Estimated read time: 1-2 minutes
This archived news story is available only for your personal, non-commercial use. Information in the story may be outdated or superseded by additional information. Reading or replaying the story in its archived form does not constitute a republication of the story.
(AP) Defense Secretary Donald Rumsfeld said it was too late for Saddam to seek exile.
"If you're asking if we're still encouraging him to leave, the answer is no," he said.
But while the secretary said it was too late for Saddam or his top aides to save themselves, it was not beyond that point for members of Iraqi's military, and he urged them to stage an uprising.
"Iraqi officers and soldiers can still survive and help to rebuild a free Iraq, if they do the right thing," Rumsfeld said.
"They must now decide whether they want to share the fate of Saddam Hussein or whether they'll save themselves, turn on that condemned dictator and help the forces of Iraq's liberation," he said.
Rumsfeld said there are contacts between the United States and some Iraqi military leaders. "There's still contact, and you never know" when the contacts might bear fruit, he said.
Air Force Gen.

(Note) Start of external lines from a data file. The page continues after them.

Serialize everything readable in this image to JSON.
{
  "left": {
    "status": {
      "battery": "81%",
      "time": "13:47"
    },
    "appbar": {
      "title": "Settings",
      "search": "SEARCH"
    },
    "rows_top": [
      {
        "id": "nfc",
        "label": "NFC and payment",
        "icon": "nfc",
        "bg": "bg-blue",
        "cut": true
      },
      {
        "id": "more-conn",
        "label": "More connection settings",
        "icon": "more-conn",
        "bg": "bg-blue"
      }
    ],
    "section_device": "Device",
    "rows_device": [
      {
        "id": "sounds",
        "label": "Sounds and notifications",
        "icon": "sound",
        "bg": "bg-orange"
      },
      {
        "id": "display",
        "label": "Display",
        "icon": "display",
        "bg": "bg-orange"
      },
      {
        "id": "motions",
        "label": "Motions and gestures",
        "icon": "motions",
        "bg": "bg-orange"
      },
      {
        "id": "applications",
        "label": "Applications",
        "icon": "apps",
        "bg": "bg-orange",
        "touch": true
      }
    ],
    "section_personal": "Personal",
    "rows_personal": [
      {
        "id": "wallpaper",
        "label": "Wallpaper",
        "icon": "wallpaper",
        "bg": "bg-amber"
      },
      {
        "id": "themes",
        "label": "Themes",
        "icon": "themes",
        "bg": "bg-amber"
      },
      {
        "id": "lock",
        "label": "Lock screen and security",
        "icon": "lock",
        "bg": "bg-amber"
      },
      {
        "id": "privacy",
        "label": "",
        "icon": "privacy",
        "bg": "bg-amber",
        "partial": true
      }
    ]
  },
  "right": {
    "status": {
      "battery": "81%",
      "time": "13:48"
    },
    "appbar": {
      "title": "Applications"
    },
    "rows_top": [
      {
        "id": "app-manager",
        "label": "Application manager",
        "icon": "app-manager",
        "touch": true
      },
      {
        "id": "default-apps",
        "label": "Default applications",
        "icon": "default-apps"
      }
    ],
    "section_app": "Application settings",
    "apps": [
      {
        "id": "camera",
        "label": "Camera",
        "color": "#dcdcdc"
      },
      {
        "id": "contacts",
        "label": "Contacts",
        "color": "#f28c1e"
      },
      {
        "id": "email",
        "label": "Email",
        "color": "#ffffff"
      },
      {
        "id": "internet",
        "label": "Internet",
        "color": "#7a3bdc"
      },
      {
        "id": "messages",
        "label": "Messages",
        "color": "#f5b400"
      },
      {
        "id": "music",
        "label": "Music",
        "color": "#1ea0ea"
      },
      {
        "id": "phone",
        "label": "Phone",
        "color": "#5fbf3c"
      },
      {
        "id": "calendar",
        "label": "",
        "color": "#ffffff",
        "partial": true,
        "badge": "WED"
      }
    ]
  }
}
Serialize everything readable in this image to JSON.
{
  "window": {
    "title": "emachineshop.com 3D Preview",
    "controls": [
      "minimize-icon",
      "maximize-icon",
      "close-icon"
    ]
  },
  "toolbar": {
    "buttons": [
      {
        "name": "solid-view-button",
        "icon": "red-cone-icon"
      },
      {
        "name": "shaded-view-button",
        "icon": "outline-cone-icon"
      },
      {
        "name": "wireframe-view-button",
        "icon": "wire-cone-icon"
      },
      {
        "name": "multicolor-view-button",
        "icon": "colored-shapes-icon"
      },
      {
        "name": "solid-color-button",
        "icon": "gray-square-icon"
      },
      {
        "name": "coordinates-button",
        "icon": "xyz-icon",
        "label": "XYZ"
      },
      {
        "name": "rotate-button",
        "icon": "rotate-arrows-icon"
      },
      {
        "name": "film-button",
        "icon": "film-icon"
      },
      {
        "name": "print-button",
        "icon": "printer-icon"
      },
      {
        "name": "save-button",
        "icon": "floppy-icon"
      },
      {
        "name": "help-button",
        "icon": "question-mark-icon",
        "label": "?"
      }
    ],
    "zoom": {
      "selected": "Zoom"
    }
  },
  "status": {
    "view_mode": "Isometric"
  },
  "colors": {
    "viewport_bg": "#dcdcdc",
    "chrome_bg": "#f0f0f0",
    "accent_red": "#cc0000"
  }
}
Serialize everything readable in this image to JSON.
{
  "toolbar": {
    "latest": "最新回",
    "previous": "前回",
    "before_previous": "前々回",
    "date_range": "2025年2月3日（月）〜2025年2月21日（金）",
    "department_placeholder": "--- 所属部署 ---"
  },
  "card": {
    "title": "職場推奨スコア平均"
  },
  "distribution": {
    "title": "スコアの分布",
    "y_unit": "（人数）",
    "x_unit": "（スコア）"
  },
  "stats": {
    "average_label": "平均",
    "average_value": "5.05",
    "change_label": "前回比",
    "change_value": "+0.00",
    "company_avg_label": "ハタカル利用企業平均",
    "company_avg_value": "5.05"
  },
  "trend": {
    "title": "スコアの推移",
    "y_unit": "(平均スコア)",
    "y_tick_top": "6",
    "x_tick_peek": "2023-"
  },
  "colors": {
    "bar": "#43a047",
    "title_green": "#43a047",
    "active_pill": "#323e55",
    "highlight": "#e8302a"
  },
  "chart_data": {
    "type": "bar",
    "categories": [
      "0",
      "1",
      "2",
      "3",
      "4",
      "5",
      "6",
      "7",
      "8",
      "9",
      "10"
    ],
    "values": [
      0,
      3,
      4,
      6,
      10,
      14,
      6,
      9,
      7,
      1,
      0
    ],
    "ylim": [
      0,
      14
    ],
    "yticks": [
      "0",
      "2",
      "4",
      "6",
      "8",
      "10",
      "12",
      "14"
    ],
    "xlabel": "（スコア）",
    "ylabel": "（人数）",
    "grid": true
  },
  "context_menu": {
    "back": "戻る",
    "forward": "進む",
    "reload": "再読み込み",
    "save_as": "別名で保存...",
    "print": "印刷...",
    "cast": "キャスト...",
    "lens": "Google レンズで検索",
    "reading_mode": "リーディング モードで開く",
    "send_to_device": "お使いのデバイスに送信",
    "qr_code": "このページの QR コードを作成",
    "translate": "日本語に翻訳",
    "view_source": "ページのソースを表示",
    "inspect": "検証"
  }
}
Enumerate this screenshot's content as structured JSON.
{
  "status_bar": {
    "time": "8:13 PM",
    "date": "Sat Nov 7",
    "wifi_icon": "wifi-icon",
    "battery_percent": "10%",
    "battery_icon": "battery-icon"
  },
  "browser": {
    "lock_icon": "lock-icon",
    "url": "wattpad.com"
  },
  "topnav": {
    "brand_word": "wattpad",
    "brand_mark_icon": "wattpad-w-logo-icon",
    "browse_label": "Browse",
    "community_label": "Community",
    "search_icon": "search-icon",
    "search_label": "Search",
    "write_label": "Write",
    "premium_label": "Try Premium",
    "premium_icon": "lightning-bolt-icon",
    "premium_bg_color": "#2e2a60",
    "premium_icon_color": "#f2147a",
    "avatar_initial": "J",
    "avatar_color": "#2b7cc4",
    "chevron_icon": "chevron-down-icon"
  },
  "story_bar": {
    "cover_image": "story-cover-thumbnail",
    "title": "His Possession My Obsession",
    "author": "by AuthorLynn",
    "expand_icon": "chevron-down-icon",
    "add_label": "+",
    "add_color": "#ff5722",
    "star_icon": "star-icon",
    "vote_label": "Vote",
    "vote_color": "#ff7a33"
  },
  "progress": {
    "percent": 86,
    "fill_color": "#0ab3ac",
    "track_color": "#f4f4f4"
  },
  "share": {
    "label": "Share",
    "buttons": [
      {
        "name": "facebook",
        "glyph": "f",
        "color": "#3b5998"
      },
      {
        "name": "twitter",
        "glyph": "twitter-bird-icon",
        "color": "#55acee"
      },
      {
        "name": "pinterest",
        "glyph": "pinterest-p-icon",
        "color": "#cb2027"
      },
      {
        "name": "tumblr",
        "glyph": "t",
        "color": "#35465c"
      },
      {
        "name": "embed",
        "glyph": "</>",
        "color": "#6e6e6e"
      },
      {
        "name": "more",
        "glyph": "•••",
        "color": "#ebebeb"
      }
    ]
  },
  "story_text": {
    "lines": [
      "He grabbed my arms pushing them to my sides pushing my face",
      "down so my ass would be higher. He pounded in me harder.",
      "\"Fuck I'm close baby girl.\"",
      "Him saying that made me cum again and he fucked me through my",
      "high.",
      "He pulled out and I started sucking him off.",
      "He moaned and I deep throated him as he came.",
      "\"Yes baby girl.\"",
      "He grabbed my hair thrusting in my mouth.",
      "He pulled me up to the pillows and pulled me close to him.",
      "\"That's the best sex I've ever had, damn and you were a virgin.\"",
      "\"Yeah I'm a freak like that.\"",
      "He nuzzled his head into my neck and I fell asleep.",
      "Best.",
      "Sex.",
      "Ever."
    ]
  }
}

Richard Myers, giving an update on the U.S.-led campaign, said U.S. forces were "on the outskirts of Baghdad right now."
He refused to comment on reports that coalition forces had launched an assault on Baghdad International Airport, about ten miles outside the city.
Asked about the widespread power outage in the Iraqi capital, Myers said the United States had "not targeted the power grid in Baghdad."
Asked if he and other U.S. commanders knew why much of the city was in the dark, Myers said, "at this point we do not."